Romance has never been actress Chloe Daschle’s forte—in life or on screen. But everyone knows who to call for a convincing death scene . . . and it might be killing her career.
When Chloe is given a peek at the script for an epic love story, she decides to take her destiny into her own hands and request an audition for the lead female role, Esther Kingsley. The compelling tale, inspired by family lore and a one-page letter from the colonial ancestor of scriptwriter Jesse Gates, just might break her out of this career-crippling rut. Jesse would rather write about romance than live through it after his past relationship ended in disaster.
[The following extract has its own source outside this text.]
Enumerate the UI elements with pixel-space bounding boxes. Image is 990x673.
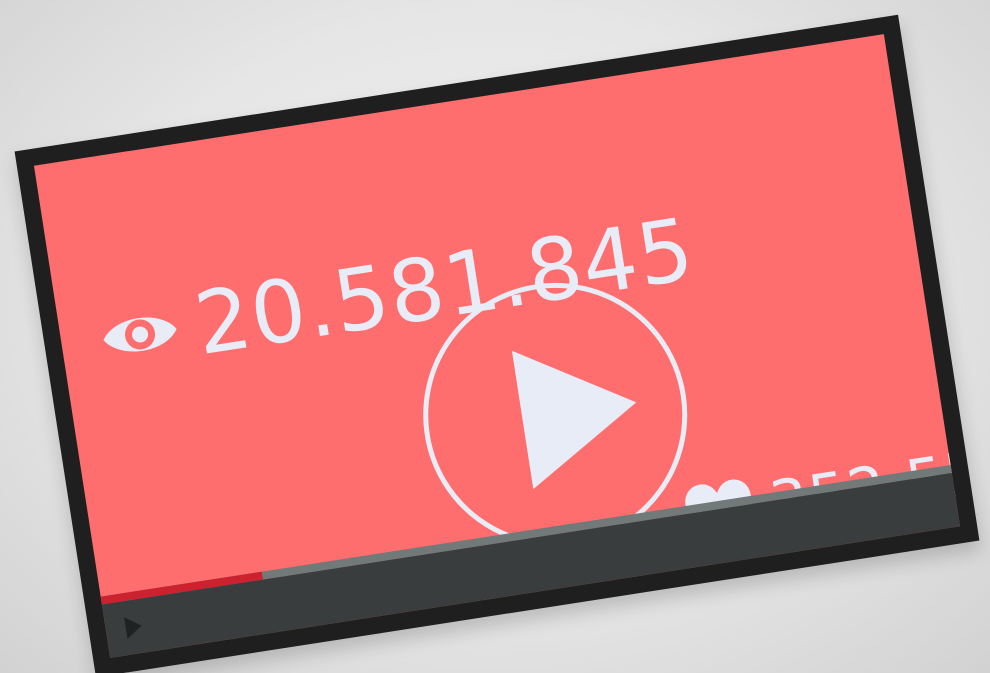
- video-player: 20.581.845 352.559: [14, 14, 980, 673]
- play-icon[interactable]: [122, 613, 146, 642]
- eye-icon: [103, 317, 177, 352]
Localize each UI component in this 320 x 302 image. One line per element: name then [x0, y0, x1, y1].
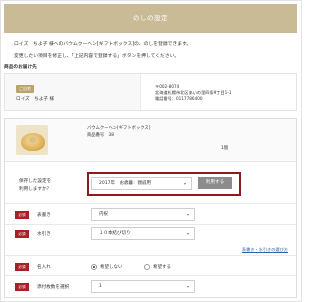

But once on-set together, the chemistry between Jesse and his leading lady is hard to deny.
Centuries earlier, in the heart of the Revolutionary War, Hamilton Lightfoot and Esther Longfellow wrote their saga off the silver screen. Esther’s Loyalist father opposes any relationship with Hamilton, but Esther must face her beloved father’s disapproval and the dangers of war in order to convince Hamilton of their future together. Hamilton has loved Esther for years, and on the eve of battle pens the love letter she’s always wanted—something straight from the heart.
It’s been a while since I’ve read a Rachel Hauck novel, and I was excited to read her latest (as I’ve heard good things about it from other lovers of contemporary romance). If you’ve read Rachel Hauck novels before, this one won’t disappoint — likeable, understandable characters (even if they are both beautiful actors who we probably can’t relate to). This story includes a second love story, however — glances back at the lives of Hamilton and Esther, Jesse Grant’s inspiration.
While the story is fun, I wasn’t a fan of bouncing between Jesse and Chloe’s story and Hamilton and Esther’s story. I don’t know why — I read both contemporary and historical romance novels — but for some reason this particular format didn’t work for me. Maybe it’s because I’m not generally a fan of flashbacks; even though these weren’t technically flashbacks, they kind of felt like it.
Overall, though, it was a fun story. I didn’t feel like the faith element was obnoxious, and I enjoyed the non-traditional way Jesse and Chloe develop their relationship. A fun, easy read.
*I received a free copy of this book. The opinions are my own.